Так я провела конец этого дня, в полусне, или, лучше сказать, в полудремоте, под ужасную колыбельную песню пушечных выстрелов, казавшуюся слаще песенки, которую напевала мне моя мать в детстве. Дом дрожал при каждом взрыве, куски известки падали на голову и на тело, солома кололась, лежать было неудобно, и все-таки это были одни из самых прекрасных часов в моей жизни, в этом я совершенно убеждена. Время от времени я приоткрывала глаза и смотрела в окошко на зеленую листву платана, освещенную яркими лучами майского солнца; но солнце постепенно склонилось к горизонту, листья платана потемнели и стали не такими блестящими, а пушка все стреляла, и я прижималась еще сильнее к Розетте и была счастлива. Я чувствовала себя такой усталой и обалдевшей, что проспала с час, несмотря на пушечную стрельбу, проспала тяжелым сном, без сновидений, а когда проснулась и снова услышала пушечные выстрелы, поняла, что, пока я спала, пушка продолжала стрелять, и я снова почувствовала себя счастливой. Наконец к вечеру, когда комната почти погрузилась в темноту, выстрелы вдруг прекратились. Наступила какая-то оглушающая тишина, после нескольких часов артиллерийского огня она именно оглушала, но я тут же заметила, что это была самая обычная тишина: где-то звонил церковный колокол, раздавались голоса проходящих по улице людей, лаяла собака, мычал вол. Мы еще подремали с полчаса, обнявшись, потом встали и вышли из дому. Была уже ночь, небо покрылось звездами, а в тихом, безветренном воздухе стоял сильный запах свежего сена. Невдалеке со стороны виа Апиа доносился лязг железа и шум моторов: наступление продолжалось.

Мы съели еще одну банку консервов с хлебом, опять улеглись на солому и тотчас заснули, тесно прижавшись друг к другу, только пушки теперь молчали. Я не знаю, сколько времени мы спали, может, четыре или пять часов, а может, и больше. Знаю одно, что я проснулась неожиданно и села испуганно на соломе: комнатка была залита дрожащим зеленым светом, очень ярким, в этом свете все казалось зеленым: стены, потолок, солома, лицо Розетты, дверь, пол. Свет становился все ярче, он был как физическая боль, которая с каждым мигом делается все острее и кажется невозможным, чтобы она еще больше усилилась, потому что она и так уже невыносима. Вдруг так же внезапно свет погас, и в темноте я услышала этот проклятый вой сирены, возвещавшей воздушную тревогу, которого я не слыхала с тех пор, как уехала из Рима; только тогда я поняла, что будет бомбежка с самолетов. Это был всего лишь один миг, я крикнула Розетте:

— Скорее, бежим!

И в тот же момент я услышала очень сильные взрывы бомб, падавших совсем рядом, а в промежутках между взрывами яростный шум самолетов и сухой треск зениток.

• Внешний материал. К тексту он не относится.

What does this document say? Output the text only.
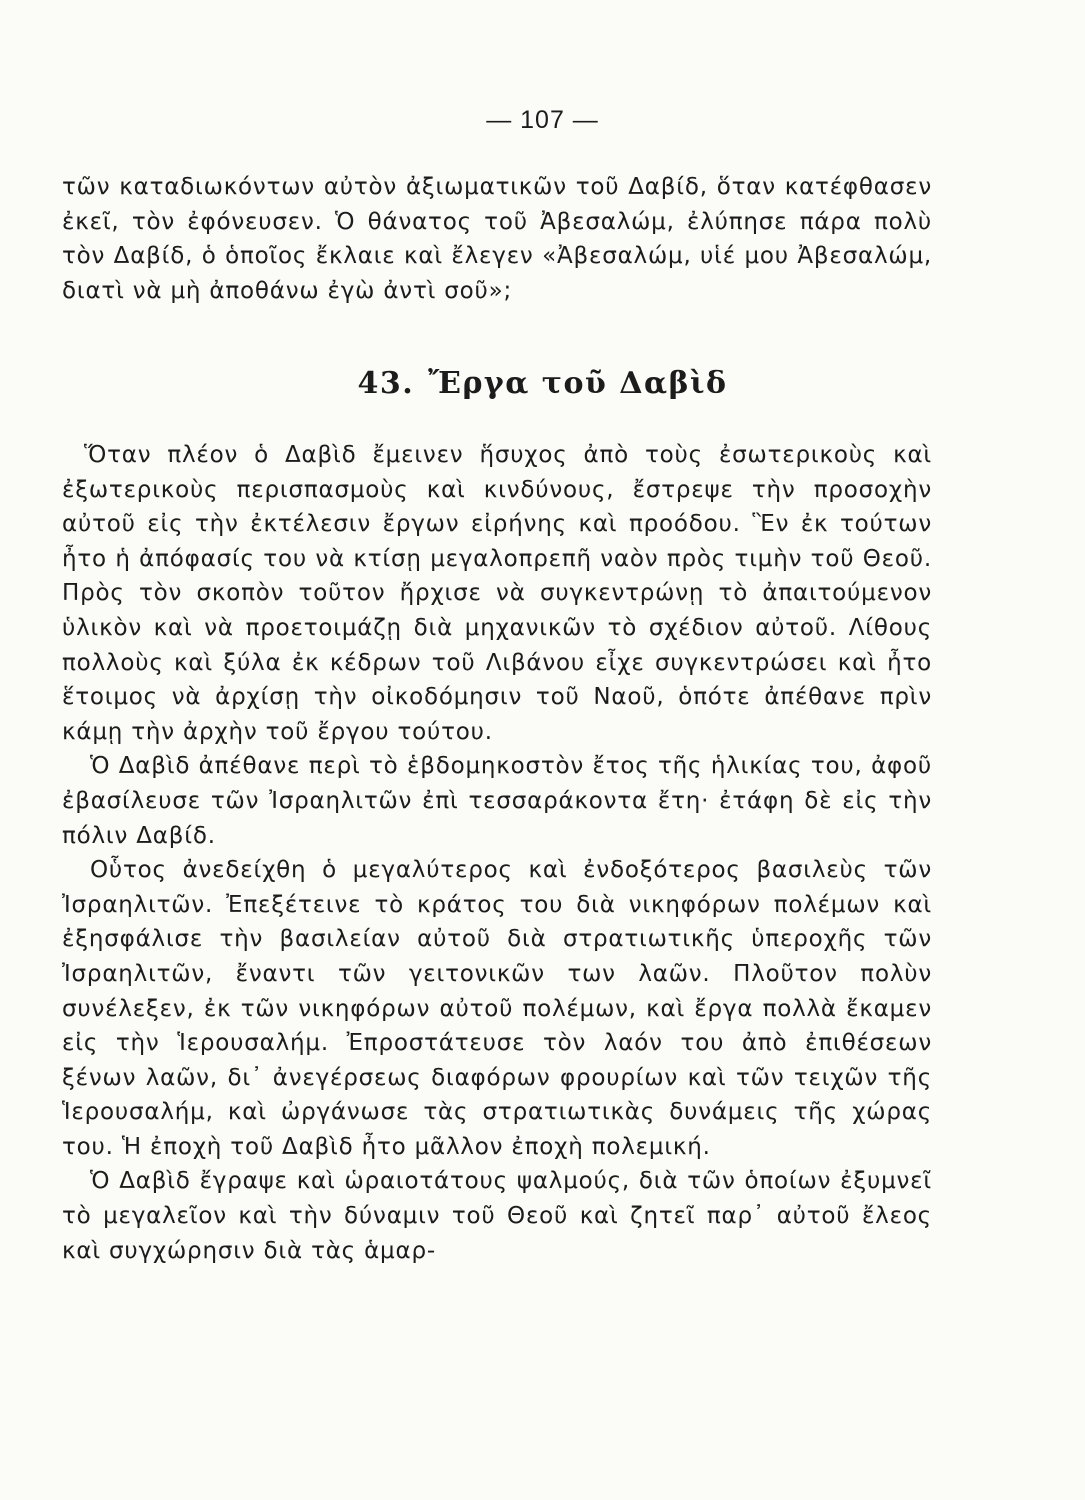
— 107 —

τῶν καταδιωκόντων αὐτὸν ἀξιωματικῶν τοῦ Δαβίδ, ὅταν κατέφθασεν ἐκεῖ, τὸν ἐφόνευσεν. Ὁ θάνατος τοῦ Ἀβεσαλώμ, ἐλύπησε πάρα πολὺ τὸν Δαβίδ, ὁ ὁποῖος ἔκλαιε καὶ ἔλεγεν «Ἀβεσαλώμ, υἱέ μου Ἀβεσαλώμ, διατὶ νὰ μὴ ἀποθάνω ἐγὼ ἀντὶ σοῦ»;

43. Ἔργα τοῦ Δαβὶδ

Ὅταν πλέον ὁ Δαβὶδ ἔμεινεν ἥσυχος ἀπὸ τοὺς ἐσωτερικοὺς καὶ ἐξωτερικοὺς περισπασμοὺς καὶ κινδύνους, ἔστρεψε τὴν προσοχὴν αὐτοῦ εἰς τὴν ἐκτέλεσιν ἔργων εἰρήνης καὶ προόδου. Ἓν ἐκ τούτων ἦτο ἡ ἀπόφασίς του νὰ κτίσῃ μεγαλοπρεπῆ ναὸν πρὸς τιμὴν τοῦ Θεοῦ. Πρὸς τὸν σκοπὸν τοῦτον ἤρχισε νὰ συγκεντρώνῃ τὸ ἀπαιτούμενον ὑλικὸν καὶ νὰ προετοιμάζῃ διὰ μηχανικῶν τὸ σχέδιον αὐτοῦ. Λίθους πολλοὺς καὶ ξύλα ἐκ κέδρων τοῦ Λιβάνου εἶχε συγκεντρώσει καὶ ἦτο ἕτοιμος νὰ ἀρχίσῃ τὴν οἰκοδόμησιν τοῦ Ναοῦ, ὁπότε ἀπέθανε πρὶν κάμῃ τὴν ἀρχὴν τοῦ ἔργου τούτου.

Ὁ Δαβὶδ ἀπέθανε περὶ τὸ ἑβδομηκοστὸν ἔτος τῆς ἡλικίας του, ἀφοῦ ἐβασίλευσε τῶν Ἰσραηλιτῶν ἐπὶ τεσσαράκοντα ἔτη· ἐτάφη δὲ εἰς τὴν πόλιν Δαβίδ.

Οὗτος ἀνεδείχθη ὁ μεγαλύτερος καὶ ἐνδοξότερος βασιλεὺς τῶν Ἰσραηλιτῶν. Ἐπεξέτεινε τὸ κράτος του διὰ νικηφόρων πολέμων καὶ ἐξησφάλισε τὴν βασιλείαν αὐτοῦ διὰ στρατιωτικῆς ὑπεροχῆς τῶν Ἰσραηλιτῶν, ἔναντι τῶν γειτονικῶν των λαῶν. Πλοῦτον πολὺν συνέλεξεν, ἐκ τῶν νικηφόρων αὐτοῦ πολέμων, καὶ ἔργα πολλὰ ἔκαμεν εἰς τὴν Ἱερουσαλήμ. Ἐπροστάτευσε τὸν λαόν του ἀπὸ ἐπιθέσεων ξένων λαῶν, δι᾿ ἀνεγέρσεως διαφόρων φρουρίων καὶ τῶν τειχῶν τῆς Ἱερουσαλήμ, καὶ ὠργάνωσε τὰς στρατιωτικὰς δυνάμεις τῆς χώρας του. Ἡ ἐποχὴ τοῦ Δαβὶδ ἦτο μᾶλλον ἐποχὴ πολεμική.

Ὁ Δαβὶδ ἔγραψε καὶ ὡραιοτάτους ψαλμούς, διὰ τῶν ὁποίων ἐξυμνεῖ τὸ μεγαλεῖον καὶ τὴν δύναμιν τοῦ Θεοῦ καὶ ζητεῖ παρ᾿ αὐτοῦ ἔλεος καὶ συγχώρησιν διὰ τὰς ἁμαρ-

Схватив за руку Розетту, я бросилась вон из дому. На дворе была еще ночь, но было светло, как днем: какой-то красный свет заливал все вокруг — дом, деревья, небо. Вдруг послышался ужасающий взрыв, бомба упала за нашим домом, и воздушная волна догнала нас, я почувствовала, будто кто-то подул на меня со страшной силой, юбка у меня прилипла к ногам, я подумала, что ранена или, может, уже умерла. Но я продолжала бежать по засеянному пшеницей полю, таща за собой Розетту, потом вдруг почувствовала, что спотыкаюсь и падаю в воду. Это был ров, полный до краев водой, вода была холодная, и этот холод привел меня немного в себя; вода доходила мне до живота, и я неподвижно стояла в ней, прижимая к себе Розетту, а вокруг нас метался красный свет, освещая дома и развалины Фонди, которые были видны, как днем; взрывы слышались вокруг нас со стороны полей то совсем близко, то подальше.

Небо над нашей головой расцветало белыми облачками зенитных вспышек, и среди всего этого ужаса был слышен хриплый и яростный шум самолетов, летавших совсем низко и бросавших на нас бомбы. Последний взрыв был особенно страшный, как будто кто-то ушел из комнаты, сильно хлопнув за собой дверью; красный свет почти погас, только где-то далеко на горизонте что-то мерцало, наверно, это был пожар; шум самолетов тоже понемногу стих, постепенно удаляясь и исчезая вдали, зенитки выстрелили еще несколько раз, потом все смолкло.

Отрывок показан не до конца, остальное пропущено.